Now, there, I think, are two ethical issues. One is environmental. People say that using AI is actually ruining the environment because it uses a lot of power, but I’m telling you that the scenes I did with AI, if I shot those in real shooting situations, would be much more expensive and use a much bigger carbon footprint. The other issue is the fact that AI uses a lot of pre-existing things and transforms them. What can I say? I’m against that, but I think the tool is here, like it or not. I think it will be here to stay. So it’s either you use it or not. So I decided to use it and accept the criticism.
And in the end, the film is called Dracula, because Dracula sucks everything. So, the AI and Dracula are the same thing in a certain way. So, for this film, it was a perfect tool. Looking at the whole film, the AI-generated images account for maybe five percent. I think it gives it a certain poetry. I think there’s a new form of poetry in all these bad shapes that AI creates.
You shot Dracula at the same time as Kontinental ’25, and you used some of the same actors for both. Can you talk about that dual filming approach a bit?

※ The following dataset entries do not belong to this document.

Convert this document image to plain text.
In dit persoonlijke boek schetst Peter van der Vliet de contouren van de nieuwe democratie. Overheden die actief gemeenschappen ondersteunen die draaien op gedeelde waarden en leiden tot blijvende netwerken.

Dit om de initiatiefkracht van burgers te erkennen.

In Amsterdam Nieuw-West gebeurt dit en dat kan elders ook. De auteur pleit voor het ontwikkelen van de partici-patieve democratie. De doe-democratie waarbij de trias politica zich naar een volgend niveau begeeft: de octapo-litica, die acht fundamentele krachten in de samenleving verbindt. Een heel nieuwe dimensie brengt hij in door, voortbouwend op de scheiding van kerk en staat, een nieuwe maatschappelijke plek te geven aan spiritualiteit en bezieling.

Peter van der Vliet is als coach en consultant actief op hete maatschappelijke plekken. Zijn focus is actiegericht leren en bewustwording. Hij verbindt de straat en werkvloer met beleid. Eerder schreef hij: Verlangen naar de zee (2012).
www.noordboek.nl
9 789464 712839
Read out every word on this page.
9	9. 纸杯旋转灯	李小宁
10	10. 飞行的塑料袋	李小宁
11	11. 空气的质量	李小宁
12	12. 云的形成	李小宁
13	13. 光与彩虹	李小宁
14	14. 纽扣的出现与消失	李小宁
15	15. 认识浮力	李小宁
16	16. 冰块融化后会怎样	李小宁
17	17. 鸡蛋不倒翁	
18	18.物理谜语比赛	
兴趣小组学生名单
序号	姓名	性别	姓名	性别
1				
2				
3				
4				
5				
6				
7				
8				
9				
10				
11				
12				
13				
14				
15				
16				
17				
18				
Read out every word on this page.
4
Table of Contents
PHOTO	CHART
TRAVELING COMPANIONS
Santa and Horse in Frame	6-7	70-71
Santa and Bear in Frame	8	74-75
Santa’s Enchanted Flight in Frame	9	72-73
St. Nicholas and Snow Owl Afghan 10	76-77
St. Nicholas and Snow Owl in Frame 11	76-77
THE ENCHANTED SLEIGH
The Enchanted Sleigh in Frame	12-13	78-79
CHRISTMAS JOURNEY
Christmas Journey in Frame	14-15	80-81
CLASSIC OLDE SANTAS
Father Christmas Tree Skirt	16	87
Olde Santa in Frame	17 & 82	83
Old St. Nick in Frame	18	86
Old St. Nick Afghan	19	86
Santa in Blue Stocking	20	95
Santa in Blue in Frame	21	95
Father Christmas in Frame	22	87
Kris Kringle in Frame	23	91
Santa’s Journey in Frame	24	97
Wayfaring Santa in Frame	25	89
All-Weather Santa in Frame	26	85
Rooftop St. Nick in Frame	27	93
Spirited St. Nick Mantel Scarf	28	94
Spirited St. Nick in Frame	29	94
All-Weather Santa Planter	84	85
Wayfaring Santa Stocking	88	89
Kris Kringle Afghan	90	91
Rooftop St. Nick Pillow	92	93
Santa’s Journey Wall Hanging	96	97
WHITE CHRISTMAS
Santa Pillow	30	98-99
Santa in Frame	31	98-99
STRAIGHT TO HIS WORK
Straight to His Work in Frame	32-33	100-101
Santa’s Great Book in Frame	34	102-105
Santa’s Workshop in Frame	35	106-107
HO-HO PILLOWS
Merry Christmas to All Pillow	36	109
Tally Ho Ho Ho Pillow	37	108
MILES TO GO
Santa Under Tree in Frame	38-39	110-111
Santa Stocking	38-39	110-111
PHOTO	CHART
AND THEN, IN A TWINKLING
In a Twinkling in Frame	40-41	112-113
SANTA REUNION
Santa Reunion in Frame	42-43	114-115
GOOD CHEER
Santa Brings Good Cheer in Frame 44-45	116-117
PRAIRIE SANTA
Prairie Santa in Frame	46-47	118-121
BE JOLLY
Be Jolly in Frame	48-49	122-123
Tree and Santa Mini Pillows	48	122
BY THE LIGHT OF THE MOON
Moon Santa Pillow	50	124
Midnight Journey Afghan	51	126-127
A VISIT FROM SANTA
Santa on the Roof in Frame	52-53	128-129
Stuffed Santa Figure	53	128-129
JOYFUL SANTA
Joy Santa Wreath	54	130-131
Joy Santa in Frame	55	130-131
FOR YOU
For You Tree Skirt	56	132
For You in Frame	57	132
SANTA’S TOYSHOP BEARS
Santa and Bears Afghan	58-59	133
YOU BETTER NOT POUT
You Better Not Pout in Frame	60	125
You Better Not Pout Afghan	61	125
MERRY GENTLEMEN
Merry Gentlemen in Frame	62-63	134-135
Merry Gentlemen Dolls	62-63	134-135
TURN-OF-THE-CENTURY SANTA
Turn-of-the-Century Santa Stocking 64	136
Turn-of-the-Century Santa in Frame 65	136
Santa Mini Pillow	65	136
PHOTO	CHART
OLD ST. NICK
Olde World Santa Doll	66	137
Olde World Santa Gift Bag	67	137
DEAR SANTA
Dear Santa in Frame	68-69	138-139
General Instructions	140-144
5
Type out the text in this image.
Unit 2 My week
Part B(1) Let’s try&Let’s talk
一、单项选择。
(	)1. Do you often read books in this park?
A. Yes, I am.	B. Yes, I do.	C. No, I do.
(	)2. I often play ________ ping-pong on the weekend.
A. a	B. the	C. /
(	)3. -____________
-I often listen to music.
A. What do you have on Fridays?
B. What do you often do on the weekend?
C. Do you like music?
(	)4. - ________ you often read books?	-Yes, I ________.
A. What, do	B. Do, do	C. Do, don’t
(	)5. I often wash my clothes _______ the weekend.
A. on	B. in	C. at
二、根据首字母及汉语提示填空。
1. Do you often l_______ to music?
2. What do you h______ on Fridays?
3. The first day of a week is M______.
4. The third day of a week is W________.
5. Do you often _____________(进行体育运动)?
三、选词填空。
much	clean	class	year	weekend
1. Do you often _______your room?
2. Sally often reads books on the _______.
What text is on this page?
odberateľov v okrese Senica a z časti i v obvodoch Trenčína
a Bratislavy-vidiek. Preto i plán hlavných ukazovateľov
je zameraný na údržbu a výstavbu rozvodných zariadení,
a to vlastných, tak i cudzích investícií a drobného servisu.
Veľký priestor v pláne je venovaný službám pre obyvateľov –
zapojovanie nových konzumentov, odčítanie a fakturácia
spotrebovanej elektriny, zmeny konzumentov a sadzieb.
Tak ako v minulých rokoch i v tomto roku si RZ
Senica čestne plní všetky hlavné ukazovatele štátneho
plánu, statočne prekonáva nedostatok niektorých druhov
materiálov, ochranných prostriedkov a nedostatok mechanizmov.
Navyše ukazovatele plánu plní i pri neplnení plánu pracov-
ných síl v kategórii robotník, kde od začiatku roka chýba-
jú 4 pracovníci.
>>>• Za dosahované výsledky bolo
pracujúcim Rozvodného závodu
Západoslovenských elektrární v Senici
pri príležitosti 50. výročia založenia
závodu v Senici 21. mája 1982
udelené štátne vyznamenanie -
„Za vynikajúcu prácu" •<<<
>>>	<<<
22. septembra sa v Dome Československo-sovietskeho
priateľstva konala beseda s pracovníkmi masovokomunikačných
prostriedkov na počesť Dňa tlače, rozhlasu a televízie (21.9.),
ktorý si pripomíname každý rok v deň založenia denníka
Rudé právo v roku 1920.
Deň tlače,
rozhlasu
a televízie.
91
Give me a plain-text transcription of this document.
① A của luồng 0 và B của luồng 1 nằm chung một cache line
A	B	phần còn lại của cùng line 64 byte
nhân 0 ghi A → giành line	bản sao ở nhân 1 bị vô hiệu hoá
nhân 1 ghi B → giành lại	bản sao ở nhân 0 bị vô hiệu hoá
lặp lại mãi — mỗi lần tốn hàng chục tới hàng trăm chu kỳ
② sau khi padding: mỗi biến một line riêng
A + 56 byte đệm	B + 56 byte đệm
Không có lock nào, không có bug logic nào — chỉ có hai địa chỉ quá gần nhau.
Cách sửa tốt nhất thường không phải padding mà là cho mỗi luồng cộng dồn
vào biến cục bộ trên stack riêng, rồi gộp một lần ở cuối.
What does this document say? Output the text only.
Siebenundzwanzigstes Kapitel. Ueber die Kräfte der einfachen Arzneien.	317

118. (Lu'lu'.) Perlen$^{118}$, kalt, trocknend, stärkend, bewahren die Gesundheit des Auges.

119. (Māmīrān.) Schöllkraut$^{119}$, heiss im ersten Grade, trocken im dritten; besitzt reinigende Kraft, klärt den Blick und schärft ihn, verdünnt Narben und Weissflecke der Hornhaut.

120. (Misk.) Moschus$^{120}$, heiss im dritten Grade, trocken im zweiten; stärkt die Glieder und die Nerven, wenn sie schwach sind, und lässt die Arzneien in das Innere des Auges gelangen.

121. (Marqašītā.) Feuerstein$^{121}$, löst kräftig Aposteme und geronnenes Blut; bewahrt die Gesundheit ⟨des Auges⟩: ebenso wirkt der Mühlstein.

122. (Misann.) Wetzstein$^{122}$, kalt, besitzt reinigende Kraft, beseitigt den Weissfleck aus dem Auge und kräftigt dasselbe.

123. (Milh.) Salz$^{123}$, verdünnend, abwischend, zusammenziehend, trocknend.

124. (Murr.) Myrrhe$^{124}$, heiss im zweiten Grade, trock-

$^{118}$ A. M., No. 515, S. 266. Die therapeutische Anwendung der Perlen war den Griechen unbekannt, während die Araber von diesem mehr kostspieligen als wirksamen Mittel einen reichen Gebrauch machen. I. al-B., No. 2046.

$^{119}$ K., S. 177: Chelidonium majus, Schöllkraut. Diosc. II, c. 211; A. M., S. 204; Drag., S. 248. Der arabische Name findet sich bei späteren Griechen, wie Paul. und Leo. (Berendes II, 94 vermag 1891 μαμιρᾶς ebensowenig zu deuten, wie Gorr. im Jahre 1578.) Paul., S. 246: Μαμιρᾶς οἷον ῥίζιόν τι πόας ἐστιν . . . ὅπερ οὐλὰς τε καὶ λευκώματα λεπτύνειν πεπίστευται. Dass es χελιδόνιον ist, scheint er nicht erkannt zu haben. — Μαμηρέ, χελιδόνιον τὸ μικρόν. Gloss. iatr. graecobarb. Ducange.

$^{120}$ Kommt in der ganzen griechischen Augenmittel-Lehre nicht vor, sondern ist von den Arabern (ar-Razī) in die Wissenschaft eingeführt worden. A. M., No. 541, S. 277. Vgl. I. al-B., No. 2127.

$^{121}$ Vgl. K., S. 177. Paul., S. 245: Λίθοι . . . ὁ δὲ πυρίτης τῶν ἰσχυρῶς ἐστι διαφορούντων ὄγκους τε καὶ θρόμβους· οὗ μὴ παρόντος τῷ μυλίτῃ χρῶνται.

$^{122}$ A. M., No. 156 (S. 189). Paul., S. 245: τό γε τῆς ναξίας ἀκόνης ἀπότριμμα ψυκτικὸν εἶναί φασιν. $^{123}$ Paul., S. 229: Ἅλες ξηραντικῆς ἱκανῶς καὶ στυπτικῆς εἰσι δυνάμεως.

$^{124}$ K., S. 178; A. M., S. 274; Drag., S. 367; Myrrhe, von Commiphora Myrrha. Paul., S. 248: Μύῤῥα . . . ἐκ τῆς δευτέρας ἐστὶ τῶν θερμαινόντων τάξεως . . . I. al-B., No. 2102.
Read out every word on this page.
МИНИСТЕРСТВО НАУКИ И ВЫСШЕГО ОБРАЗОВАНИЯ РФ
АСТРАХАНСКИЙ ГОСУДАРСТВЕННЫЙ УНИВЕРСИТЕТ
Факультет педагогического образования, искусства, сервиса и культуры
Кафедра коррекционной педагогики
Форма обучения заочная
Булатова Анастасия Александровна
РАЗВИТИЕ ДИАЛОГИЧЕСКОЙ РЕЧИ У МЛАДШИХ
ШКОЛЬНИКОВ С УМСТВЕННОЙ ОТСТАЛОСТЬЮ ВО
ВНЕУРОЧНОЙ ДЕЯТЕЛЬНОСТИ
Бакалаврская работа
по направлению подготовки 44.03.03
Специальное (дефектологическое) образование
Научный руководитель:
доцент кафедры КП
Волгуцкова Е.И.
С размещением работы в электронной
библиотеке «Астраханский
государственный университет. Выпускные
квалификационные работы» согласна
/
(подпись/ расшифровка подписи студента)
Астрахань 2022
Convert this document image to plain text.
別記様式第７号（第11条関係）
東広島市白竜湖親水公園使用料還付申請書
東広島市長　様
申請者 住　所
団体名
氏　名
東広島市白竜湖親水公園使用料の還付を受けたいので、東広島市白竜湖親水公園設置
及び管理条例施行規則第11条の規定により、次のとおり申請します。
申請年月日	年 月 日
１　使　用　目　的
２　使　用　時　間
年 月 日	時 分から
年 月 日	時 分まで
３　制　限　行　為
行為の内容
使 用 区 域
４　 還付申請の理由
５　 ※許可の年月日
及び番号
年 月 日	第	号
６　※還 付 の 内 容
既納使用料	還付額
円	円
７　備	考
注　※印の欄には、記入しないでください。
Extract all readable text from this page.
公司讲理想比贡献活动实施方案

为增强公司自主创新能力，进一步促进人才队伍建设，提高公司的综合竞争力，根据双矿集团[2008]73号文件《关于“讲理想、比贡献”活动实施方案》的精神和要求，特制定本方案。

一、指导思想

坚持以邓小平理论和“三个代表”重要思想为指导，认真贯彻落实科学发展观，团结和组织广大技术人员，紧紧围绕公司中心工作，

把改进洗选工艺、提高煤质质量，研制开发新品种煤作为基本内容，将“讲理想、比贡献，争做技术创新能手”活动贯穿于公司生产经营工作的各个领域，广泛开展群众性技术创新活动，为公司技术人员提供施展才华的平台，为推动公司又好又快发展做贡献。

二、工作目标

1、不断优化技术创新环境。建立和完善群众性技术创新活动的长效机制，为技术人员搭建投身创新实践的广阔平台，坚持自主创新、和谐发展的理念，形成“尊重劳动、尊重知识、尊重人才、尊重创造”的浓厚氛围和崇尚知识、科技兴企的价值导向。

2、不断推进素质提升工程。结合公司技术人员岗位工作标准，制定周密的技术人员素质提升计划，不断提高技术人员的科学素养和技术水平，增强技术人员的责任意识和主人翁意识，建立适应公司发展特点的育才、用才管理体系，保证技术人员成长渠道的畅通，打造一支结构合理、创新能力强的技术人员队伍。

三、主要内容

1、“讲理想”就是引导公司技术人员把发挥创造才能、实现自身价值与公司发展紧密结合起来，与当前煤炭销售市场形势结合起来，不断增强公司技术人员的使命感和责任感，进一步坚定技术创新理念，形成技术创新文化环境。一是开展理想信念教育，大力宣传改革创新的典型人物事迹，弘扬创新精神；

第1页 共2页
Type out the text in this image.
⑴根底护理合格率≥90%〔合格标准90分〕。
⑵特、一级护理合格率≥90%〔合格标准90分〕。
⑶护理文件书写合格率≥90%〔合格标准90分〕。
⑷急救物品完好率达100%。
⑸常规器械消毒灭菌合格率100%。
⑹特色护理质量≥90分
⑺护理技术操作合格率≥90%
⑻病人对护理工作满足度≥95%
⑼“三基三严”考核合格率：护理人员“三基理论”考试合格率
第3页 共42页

Actually, the chronology of the two releases is the reverse filming chronology. First, we prepared and organized ourselves for Dracula, and while preparing the film, I had the idea to add the other film. So, in a way, Dracula is my [Georges] Méliès gesture, and my [Auguste and Louis] Lumière gesture is Kontinental ’25. The idea came to me because I’m interested in the history of cinema, which can offer certain ideas or certain solutions from a production point of view. So when I realized, while testing the iPhone imagery, that I quite liked it, I thought, “Why not make two movies?” So, we prepared them and did the two films back to back. We shot very fast. Kontinental ’25 was shot in 10 days, Dracula in 28.
The actors and the whole crew are identical. I used Serban Pavlu as a priest in one of the films, and I cast him as a priest in the second film, because we had the costume made already. So I think in an economical way, and I’m very much interested in solving my production problems as creatively as possible. There’s creativity in film in the art, but I think there’s also a lot of creativity in production.